Lo que sí podría ocurrir es una reconfiguración interna del grupo. Sin Orbán, la tensión entre los soberanistas más extremos y los que, como Meloni, han optado por una postura más integradora dentro del marco europeo, podría resolverse en una dirección más moderada. Lo cual, dependiendo de la perspectiva, podría interpretarse como una pérdida de identidad o como una oportunidad de ampliación de base.
Lo que Bruselas y Moscú esperan
La Unión Europea observa estas elecciones con una esperanza que no disimula del todo. Una victoria de Magyar desbloquearía los fondos congelados a Hungría, eliminaría el veto más consistente a las ayudas a Ucrania dentro del Consejo Europeo y devolvería a Budapest al carril de la cooperación institucional. Para Bruselas, Orbán ha sido durante años el principal dolor de cabeza interno de la UE, el aliado que vota en contra desde dentro.

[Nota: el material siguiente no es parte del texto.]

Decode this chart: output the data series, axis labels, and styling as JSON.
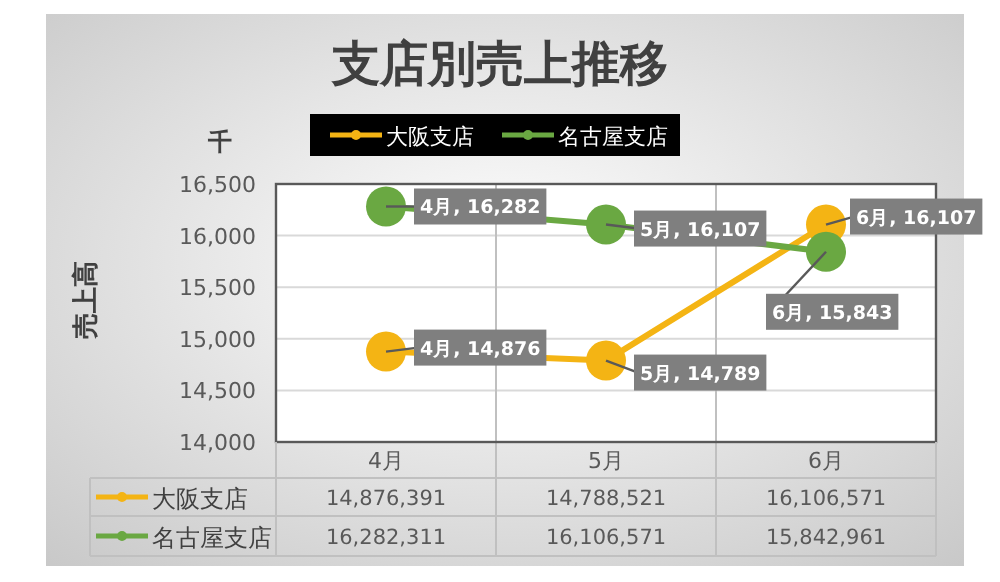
{
  "chart_data": {
    "type": "line",
    "title": "支店別売上推移",
    "ylabel": "売上高",
    "annotations": [
      "千",
      "14,876,391",
      "14,788,521",
      "16,106,571",
      "16,282,311",
      "16,106,571",
      "15,842,961"
    ],
    "categories": [
      "4月",
      "5月",
      "6月"
    ],
    "series": [
      {
        "name": "大阪支店",
        "color": "#f4b414",
        "values": [
          14876,
          14789,
          16107
        ],
        "value_labels": [
          "4月, 14,876",
          "5月, 14,789",
          "6月, 16,107"
        ]
      },
      {
        "name": "名古屋支店",
        "color": "#6aa842",
        "values": [
          16282,
          16107,
          15843
        ],
        "value_labels": [
          "4月, 16,282",
          "5月, 16,107",
          "6月, 15,843"
        ]
      }
    ],
    "ylim": [
      14000,
      16500
    ],
    "yticks": [
      {
        "value": 14000,
        "label": "14,000"
      },
      {
        "value": 14500,
        "label": "14,500"
      },
      {
        "value": 15000,
        "label": "15,000"
      },
      {
        "value": 15500,
        "label": "15,500"
      },
      {
        "value": 16000,
        "label": "16,000"
      },
      {
        "value": 16500,
        "label": "16,500"
      }
    ],
    "grid": "y",
    "legend": "top",
    "marker": "circle"
  }
}
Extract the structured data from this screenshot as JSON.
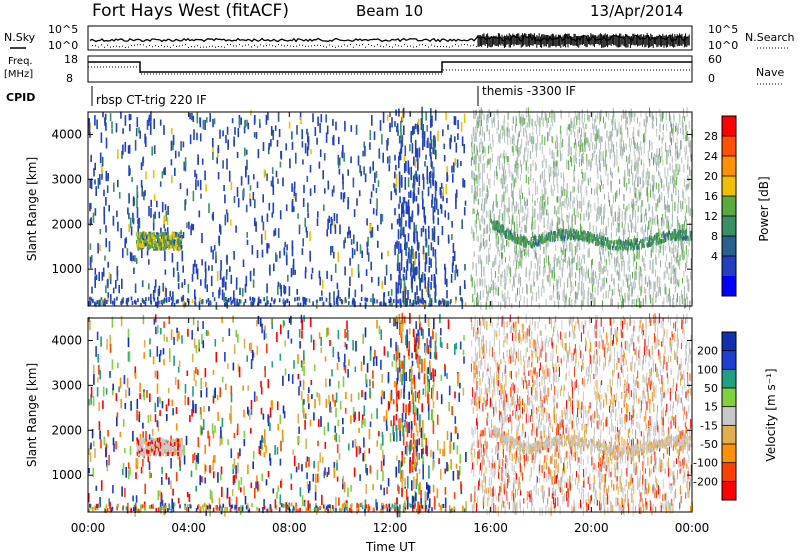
{
  "header": {
    "station": "Fort Hays West (fitACF)",
    "beam": "Beam 10",
    "date": "13/Apr/2014"
  },
  "noise_panel": {
    "left_label": "N.Sky",
    "right_label": "N.Search",
    "left_ticks": [
      "10^5",
      "10^0"
    ],
    "right_ticks": [
      "10^5",
      "10^0"
    ]
  },
  "freq_panel": {
    "left_label_1": "Freq.",
    "left_label_2": "[MHz]",
    "right_label": "Nave",
    "left_ticks": [
      "18",
      "8"
    ],
    "right_ticks": [
      "60",
      "0"
    ]
  },
  "cpid": {
    "label": "CPID",
    "mode_1": "rbsp CT-trig 220 IF",
    "mode_2": "themis -3300 IF"
  },
  "chart_data": [
    {
      "type": "heatmap",
      "name": "power",
      "ylabel": "Slant Range [km]",
      "yticks": [
        1000,
        2000,
        3000,
        4000
      ],
      "ylim": [
        180,
        4500
      ],
      "xlim_hours": [
        0,
        24
      ],
      "colorbar_label": "Power [dB]",
      "colorbar_ticks": [
        "4",
        "8",
        "12",
        "16",
        "20",
        "24",
        "28"
      ],
      "colorbar_colors": [
        "#0000ff",
        "#2040c0",
        "#2a6090",
        "#3a9060",
        "#5aaa40",
        "#f0c000",
        "#ff9000",
        "#ff5000",
        "#ff0000"
      ]
    },
    {
      "type": "heatmap",
      "name": "velocity",
      "ylabel": "Slant Range [km]",
      "yticks": [
        1000,
        2000,
        3000,
        4000
      ],
      "ylim": [
        180,
        4500
      ],
      "xlim_hours": [
        0,
        24
      ],
      "colorbar_label": "Velocity [m s⁻¹]",
      "colorbar_ticks": [
        "200",
        "100",
        "50",
        "15",
        "-15",
        "-50",
        "-100",
        "-200"
      ],
      "colorbar_colors": [
        "#1030b0",
        "#2040d0",
        "#20a080",
        "#80d040",
        "#c8c8c8",
        "#e0b050",
        "#ff9000",
        "#ff4000",
        "#ff0000"
      ]
    }
  ],
  "xaxis": {
    "label": "Time UT",
    "ticks": [
      "00:00",
      "04:00",
      "08:00",
      "12:00",
      "16:00",
      "20:00",
      "00:00"
    ]
  }
}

Para Moscú, la situación es la inversa. Orbán ha sido el único líder europeo que ha mantenido relaciones normales con Putin durante la guerra, que ha bloqueado sanciones, que ha viajado a Moscú y que ha dado cobertura diplomática a Rusia desde dentro de la UE. Perderlo sería un golpe a la estrategia de Putin de mantener grietas dentro del bloque occidental.
El margen lo decide todo
La jornada electoral húngara tiene todos los ingredientes para una noche larga. La ventaja de Magyar en las encuestas independientes es clara. Las distorsiones del sistema electoral añaden incertidumbre. La participación será récord. Y Orbán tiene 16 años de experiencia en extraer rendimiento político de sistemas que él mismo ha diseñado.
Si Tisza gana con claridad, Hungría cambia. Europa cambia un poco. Y el mapa de la derecha soberanista europea tendrá que redibujarse sin su figura más emblemática.
Si Fidesz resiste, el debate sobre la salud democrática de Hungría volverá a Bruselas con más intensidad que nunca.
El margen será decisivo. Y esta noche sabremos de qué lado cae.